Aayush-Ankit / puma-simulator

[ASPLOS 2019] PUMA-simulator provides a detailed simulation model of a dataflow architecture built with NVM (non-volatile memory), and runs ML models compiled using the puma compiler.
MIT License
50 stars 43 forks source link

Questions about executing VGG-16 #37

Closed yunchenlo closed 4 years ago

yunchenlo commented 4 years ago

Dear Aayush Ankit,

Thank you for your work.

I would like to ask how PUMA is capable of executing models which exceeds PUMA memory capacity.

For example, according to table 3 in PUMA paper, you have in total 4.3125 MB memristor capacity. However, typical DNNs such as VGG-16 requires 138MB or more.

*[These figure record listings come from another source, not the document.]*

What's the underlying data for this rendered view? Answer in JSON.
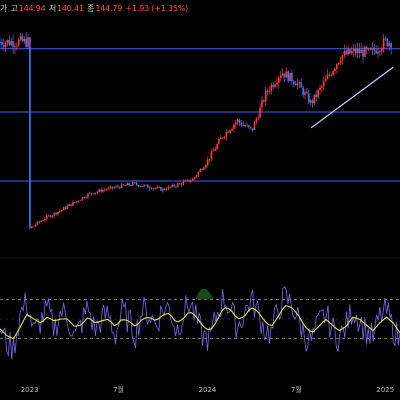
{
  "legend": {
    "open_tail_label": "가",
    "high_label": "고",
    "high_value": "144.94",
    "low_label": "저",
    "low_value": "140.41",
    "close_label": "종",
    "close_value": "144.79",
    "change": "+1.93 (+1.35%)",
    "colors": {
      "label": "#d8d8d8",
      "value": "#ff4a4a"
    }
  },
  "chart_data": [
    {
      "type": "candlestick",
      "title": "",
      "x_ticks": [
        "2023",
        "7월",
        "2024",
        "7월",
        "2025"
      ],
      "price_range": [
        0,
        160
      ],
      "candles_approx": [
        {
          "x": "2023-01",
          "close": 15
        },
        {
          "x": "2023-02",
          "close": 22
        },
        {
          "x": "2023-03",
          "close": 27
        },
        {
          "x": "2023-05",
          "close": 39
        },
        {
          "x": "2023-06",
          "close": 42
        },
        {
          "x": "2023-08",
          "close": 46
        },
        {
          "x": "2023-10",
          "close": 42
        },
        {
          "x": "2023-12",
          "close": 49
        },
        {
          "x": "2024-01",
          "close": 62
        },
        {
          "x": "2024-02",
          "close": 79
        },
        {
          "x": "2024-03",
          "close": 90
        },
        {
          "x": "2024-04",
          "close": 83
        },
        {
          "x": "2024-05",
          "close": 110
        },
        {
          "x": "2024-06",
          "close": 124
        },
        {
          "x": "2024-07",
          "close": 117
        },
        {
          "x": "2024-08",
          "close": 102
        },
        {
          "x": "2024-09",
          "close": 118
        },
        {
          "x": "2024-10",
          "close": 135
        },
        {
          "x": "2024-11",
          "close": 138
        },
        {
          "x": "2024-12",
          "close": 137
        },
        {
          "x": "2025-01",
          "close": 144.79
        }
      ],
      "horizontal_lines": [
        140,
        96,
        48
      ],
      "trendline": {
        "from": {
          "x": "2024-08",
          "price": 85
        },
        "to": {
          "x": "2025-01",
          "price": 123
        }
      },
      "colors": {
        "up": "#ff3b3b",
        "down": "#3a7bff",
        "hline": "#4b5cff",
        "trendline": "#c8d4ff"
      }
    },
    {
      "type": "line",
      "title": "",
      "oscillator_range": [
        0,
        100
      ],
      "levels": [
        70,
        30
      ],
      "series": [
        {
          "color": "#7b68ee",
          "values": [
            42,
            25,
            20,
            55,
            68,
            35,
            48,
            60,
            40,
            58,
            52,
            30,
            45,
            62,
            38,
            50,
            55,
            33,
            58,
            48,
            35,
            60,
            55,
            45,
            60,
            62,
            38,
            55,
            68,
            48,
            32,
            30,
            55,
            72,
            60,
            42,
            55,
            70,
            58,
            40,
            35,
            60,
            72,
            65,
            50,
            32,
            28,
            45,
            55,
            40,
            30,
            42,
            60,
            50,
            38,
            30,
            52,
            58,
            40,
            28
          ]
        },
        {
          "color": "#e6e64a",
          "values": [
            40,
            33,
            30,
            42,
            55,
            50,
            46,
            52,
            48,
            50,
            50,
            42,
            44,
            52,
            46,
            48,
            50,
            42,
            50,
            48,
            42,
            50,
            52,
            48,
            54,
            56,
            46,
            50,
            58,
            52,
            42,
            38,
            48,
            62,
            60,
            50,
            52,
            62,
            58,
            48,
            42,
            52,
            64,
            62,
            54,
            42,
            36,
            42,
            50,
            44,
            38,
            42,
            52,
            50,
            44,
            38,
            46,
            52,
            46,
            36
          ]
        }
      ],
      "colors": {
        "level": "#9a9a9a",
        "overbought_fill": "#2e7d32"
      }
    }
  ]
}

How PUMA accelerator handle this condition? In addition, does the throughput simulation includes weight transfer time when executes these models?

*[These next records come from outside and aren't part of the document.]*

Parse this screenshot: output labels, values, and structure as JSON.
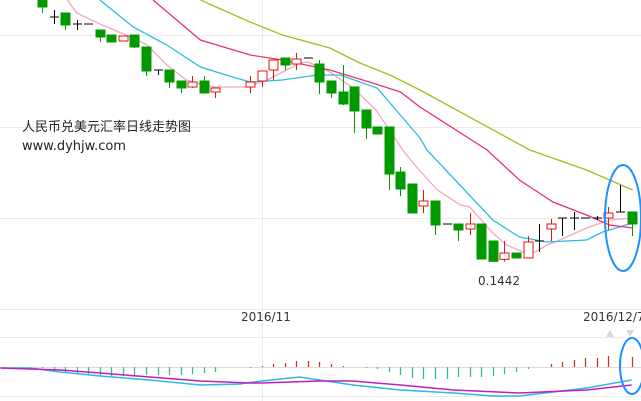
{
  "chart_data": {
    "type": "candlestick",
    "title": "人民币兑美元汇率日线走势图",
    "subtitle": "www.dyhjw.com",
    "annotations": [
      {
        "text": "0.1442",
        "slot": 39,
        "value": 0.1442
      }
    ],
    "x_tick_labels": [
      {
        "text": "2016/11",
        "slot": 19
      },
      {
        "text": "2016/12/7",
        "slot": 51
      }
    ],
    "grid": true,
    "colors": {
      "up": "#ee1111",
      "down": "#009900",
      "flat": "#000000",
      "ma5": "#f4a6bf",
      "ma10": "#29bde0",
      "ma20": "#e8336b",
      "ma60": "#9cbf1f",
      "macd_pos": "#c0392b",
      "macd_neg": "#2fbf8f",
      "dif": "#29bde0",
      "dea": "#c21cc2",
      "highlight": "#1e90ff"
    },
    "candles": [
      {
        "o": 0.15206,
        "h": 0.15206,
        "l": 0.15167,
        "c": 0.15185
      },
      {
        "o": 0.15155,
        "h": 0.15176,
        "l": 0.15134,
        "c": 0.15155
      },
      {
        "o": 0.15167,
        "h": 0.15167,
        "l": 0.15116,
        "c": 0.15131
      },
      {
        "o": 0.15134,
        "h": 0.15146,
        "l": 0.15116,
        "c": 0.15134
      },
      {
        "o": 0.15134,
        "h": 0.15134,
        "l": 0.15134,
        "c": 0.15134
      },
      {
        "o": 0.15116,
        "h": 0.15116,
        "l": 0.1508,
        "c": 0.15095
      },
      {
        "o": 0.15101,
        "h": 0.15101,
        "l": 0.1508,
        "c": 0.1508
      },
      {
        "o": 0.15083,
        "h": 0.15098,
        "l": 0.15083,
        "c": 0.15098
      },
      {
        "o": 0.15101,
        "h": 0.15101,
        "l": 0.15062,
        "c": 0.15065
      },
      {
        "o": 0.15065,
        "h": 0.15065,
        "l": 0.14978,
        "c": 0.14993
      },
      {
        "o": 0.14996,
        "h": 0.14996,
        "l": 0.14981,
        "c": 0.14996
      },
      {
        "o": 0.14996,
        "h": 0.14996,
        "l": 0.14942,
        "c": 0.1496
      },
      {
        "o": 0.14963,
        "h": 0.14963,
        "l": 0.14927,
        "c": 0.14942
      },
      {
        "o": 0.14945,
        "h": 0.14978,
        "l": 0.14942,
        "c": 0.1496
      },
      {
        "o": 0.14963,
        "h": 0.14978,
        "l": 0.14927,
        "c": 0.14927
      },
      {
        "o": 0.1493,
        "h": 0.14942,
        "l": 0.14912,
        "c": 0.14942
      },
      null,
      null,
      {
        "o": 0.14945,
        "h": 0.14978,
        "l": 0.14927,
        "c": 0.1496
      },
      {
        "o": 0.14963,
        "h": 0.14993,
        "l": 0.14945,
        "c": 0.14993
      },
      {
        "o": 0.14996,
        "h": 0.15026,
        "l": 0.14966,
        "c": 0.15026
      },
      {
        "o": 0.15032,
        "h": 0.15032,
        "l": 0.14996,
        "c": 0.15011
      },
      {
        "o": 0.15014,
        "h": 0.15047,
        "l": 0.14996,
        "c": 0.15029
      },
      {
        "o": 0.15032,
        "h": 0.15032,
        "l": 0.15032,
        "c": 0.15032
      },
      {
        "o": 0.15014,
        "h": 0.15026,
        "l": 0.14924,
        "c": 0.1496
      },
      {
        "o": 0.14963,
        "h": 0.14963,
        "l": 0.14912,
        "c": 0.14927
      },
      {
        "o": 0.1493,
        "h": 0.15011,
        "l": 0.14891,
        "c": 0.14894
      },
      {
        "o": 0.14945,
        "h": 0.14945,
        "l": 0.14807,
        "c": 0.14873
      },
      {
        "o": 0.14876,
        "h": 0.14876,
        "l": 0.14789,
        "c": 0.14822
      },
      {
        "o": 0.14825,
        "h": 0.14825,
        "l": 0.14804,
        "c": 0.14804
      },
      {
        "o": 0.14825,
        "h": 0.14825,
        "l": 0.14636,
        "c": 0.14684
      },
      {
        "o": 0.1469,
        "h": 0.14705,
        "l": 0.14618,
        "c": 0.14639
      },
      {
        "o": 0.14654,
        "h": 0.14654,
        "l": 0.14567,
        "c": 0.14567
      },
      {
        "o": 0.14588,
        "h": 0.14636,
        "l": 0.14567,
        "c": 0.14603
      },
      {
        "o": 0.14603,
        "h": 0.14603,
        "l": 0.14501,
        "c": 0.14531
      },
      {
        "o": 0.14534,
        "h": 0.14534,
        "l": 0.14534,
        "c": 0.14534
      },
      {
        "o": 0.14534,
        "h": 0.14534,
        "l": 0.14483,
        "c": 0.14516
      },
      {
        "o": 0.14519,
        "h": 0.14567,
        "l": 0.14501,
        "c": 0.14534
      },
      {
        "o": 0.14534,
        "h": 0.14534,
        "l": 0.14429,
        "c": 0.14429
      },
      {
        "o": 0.14483,
        "h": 0.14483,
        "l": 0.1442,
        "c": 0.14422
      },
      {
        "o": 0.14428,
        "h": 0.14483,
        "l": 0.14421,
        "c": 0.14447
      },
      {
        "o": 0.14447,
        "h": 0.14447,
        "l": 0.14432,
        "c": 0.14432
      },
      {
        "o": 0.14432,
        "h": 0.14498,
        "l": 0.14432,
        "c": 0.1448
      },
      {
        "o": 0.14483,
        "h": 0.14534,
        "l": 0.1445,
        "c": 0.14483
      },
      {
        "o": 0.14519,
        "h": 0.14549,
        "l": 0.14483,
        "c": 0.14534
      },
      {
        "o": 0.14552,
        "h": 0.14552,
        "l": 0.14498,
        "c": 0.14552
      },
      {
        "o": 0.14552,
        "h": 0.1457,
        "l": 0.14516,
        "c": 0.14552
      },
      {
        "o": 0.14552,
        "h": 0.14552,
        "l": 0.14552,
        "c": 0.14552
      },
      {
        "o": 0.14552,
        "h": 0.14558,
        "l": 0.14546,
        "c": 0.14552
      },
      {
        "o": 0.14552,
        "h": 0.14585,
        "l": 0.14516,
        "c": 0.14567
      },
      {
        "o": 0.1457,
        "h": 0.14651,
        "l": 0.1457,
        "c": 0.1457
      },
      {
        "o": 0.1457,
        "h": 0.1457,
        "l": 0.14498,
        "c": 0.14534
      }
    ],
    "moving_averages": {
      "ma5": [
        [
          2.2,
          0.15206
        ],
        [
          3.0,
          0.15167
        ],
        [
          5.0,
          0.15134
        ],
        [
          7.9,
          0.15092
        ],
        [
          9.1,
          0.15071
        ],
        [
          10.8,
          0.15011
        ],
        [
          12.5,
          0.14966
        ],
        [
          14.8,
          0.14945
        ],
        [
          17.7,
          0.14945
        ],
        [
          19.5,
          0.14966
        ],
        [
          22.3,
          0.15017
        ],
        [
          23.0,
          0.1502
        ],
        [
          24.9,
          0.1499
        ],
        [
          26.9,
          0.14942
        ],
        [
          28.9,
          0.14876
        ],
        [
          31.2,
          0.14756
        ],
        [
          32.4,
          0.14705
        ],
        [
          34.2,
          0.14636
        ],
        [
          36.2,
          0.14591
        ],
        [
          37.0,
          0.14585
        ],
        [
          39.0,
          0.14507
        ],
        [
          40.2,
          0.14471
        ],
        [
          42.2,
          0.14441
        ],
        [
          43.7,
          0.14471
        ],
        [
          44.8,
          0.14486
        ],
        [
          47.1,
          0.14522
        ],
        [
          49.1,
          0.14546
        ],
        [
          51.1,
          0.14552
        ]
      ],
      "ma10": [
        [
          5.0,
          0.15206
        ],
        [
          7.9,
          0.15125
        ],
        [
          10.8,
          0.15071
        ],
        [
          13.7,
          0.15005
        ],
        [
          16.5,
          0.14975
        ],
        [
          18.0,
          0.1496
        ],
        [
          20.8,
          0.14966
        ],
        [
          23.8,
          0.14981
        ],
        [
          25.8,
          0.14981
        ],
        [
          29.0,
          0.14942
        ],
        [
          30.1,
          0.14897
        ],
        [
          32.7,
          0.14792
        ],
        [
          33.3,
          0.14756
        ],
        [
          39.0,
          0.14546
        ],
        [
          41.3,
          0.14495
        ],
        [
          43.7,
          0.1448
        ],
        [
          47.1,
          0.14486
        ],
        [
          48.5,
          0.1451
        ],
        [
          51.1,
          0.14537
        ]
      ],
      "ma20": [
        [
          9.6,
          0.15206
        ],
        [
          13.7,
          0.15086
        ],
        [
          18.0,
          0.15041
        ],
        [
          20.8,
          0.15026
        ],
        [
          24.9,
          0.14996
        ],
        [
          28.6,
          0.14957
        ],
        [
          31.0,
          0.1493
        ],
        [
          32.7,
          0.14885
        ],
        [
          38.5,
          0.14756
        ],
        [
          41.3,
          0.14666
        ],
        [
          44.2,
          0.146
        ],
        [
          47.1,
          0.14561
        ],
        [
          49.1,
          0.14531
        ],
        [
          51.1,
          0.14522
        ]
      ],
      "ma60": [
        [
          13.7,
          0.15206
        ],
        [
          18.0,
          0.1514
        ],
        [
          20.8,
          0.15101
        ],
        [
          24.9,
          0.15062
        ],
        [
          27.5,
          0.15017
        ],
        [
          30.1,
          0.14981
        ],
        [
          32.7,
          0.14936
        ],
        [
          42.2,
          0.14756
        ],
        [
          47.1,
          0.14696
        ],
        [
          51.1,
          0.14636
        ]
      ]
    },
    "macd": {
      "histogram": [
        -1,
        -3,
        -5,
        -6,
        -8,
        -9,
        -9,
        -9,
        -9,
        -8,
        -8,
        -8,
        -8,
        -7,
        -6,
        -5,
        null,
        null,
        -1,
        1,
        3,
        4,
        6,
        6,
        5,
        3,
        1,
        0,
        -1,
        -2,
        -5,
        -8,
        -11,
        -12,
        -12,
        -12,
        -10,
        -10,
        -10,
        -9,
        -7,
        -5,
        -2,
        0,
        3,
        5,
        7,
        9,
        9,
        11,
        11,
        10
      ],
      "dif": [
        [
          -3.6,
          -1
        ],
        [
          -1,
          -1
        ],
        [
          1.6,
          -5
        ],
        [
          5,
          -9
        ],
        [
          9.3,
          -13
        ],
        [
          13.7,
          -18
        ],
        [
          17.1,
          -17
        ],
        [
          19,
          -14
        ],
        [
          22.3,
          -10
        ],
        [
          24,
          -13
        ],
        [
          26.9,
          -18
        ],
        [
          31,
          -23
        ],
        [
          35.6,
          -26
        ],
        [
          39,
          -29
        ],
        [
          41.3,
          -29
        ],
        [
          44.2,
          -25
        ],
        [
          47.1,
          -21
        ],
        [
          51,
          -13
        ]
      ],
      "dea": [
        [
          -3.6,
          -1
        ],
        [
          1.6,
          -3
        ],
        [
          5,
          -6
        ],
        [
          9.3,
          -10
        ],
        [
          13.7,
          -14
        ],
        [
          18,
          -16
        ],
        [
          19,
          -16
        ],
        [
          24,
          -14
        ],
        [
          26.9,
          -14
        ],
        [
          31,
          -18
        ],
        [
          35.6,
          -23
        ],
        [
          41.3,
          -26
        ],
        [
          47.1,
          -23
        ],
        [
          51,
          -18
        ]
      ]
    },
    "price_range": [
      0.14283,
      0.15206
    ],
    "highlighted_region": "last 3 sessions circled"
  }
}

Thank you in advance! Yun-Chen Lo

Aayush-Ankit commented 4 years ago

Thanks Yun-Chen for reading our work.

The model storage capacity (memristor) of 1 PUMA node is ~70MB = 128*128*2B (MVMU) * 2 (MVMUs per core) * 8 (cores per tile) *138 (tiles per node). Subsequently, workloads with model storage requirements > 70MB (for eg. Vgg-16) are mapped across multiple nodes over chip-to-chip interconnect - see off-chip network in Table 3.

No, our throughput simulation doesn't include configuration time aspects - weight transfer, instruction transfer.

yunchenlo commented 4 years ago

Dear Aayush Ankit,

Thank you! In addition, is the MVMU memeristor capacity 128*128*(2Byte) ? I think each cell only holds 2 bit

Yun-Chen

Aayush-Ankit commented 4 years ago

Each memristor cell holds 2 bits, and each MVMU has 8 physical memristive crossbars to represent 16 bit weights.

yunchenlo commented 4 years ago

This completes my understanding!

Thanks! Yun-Chen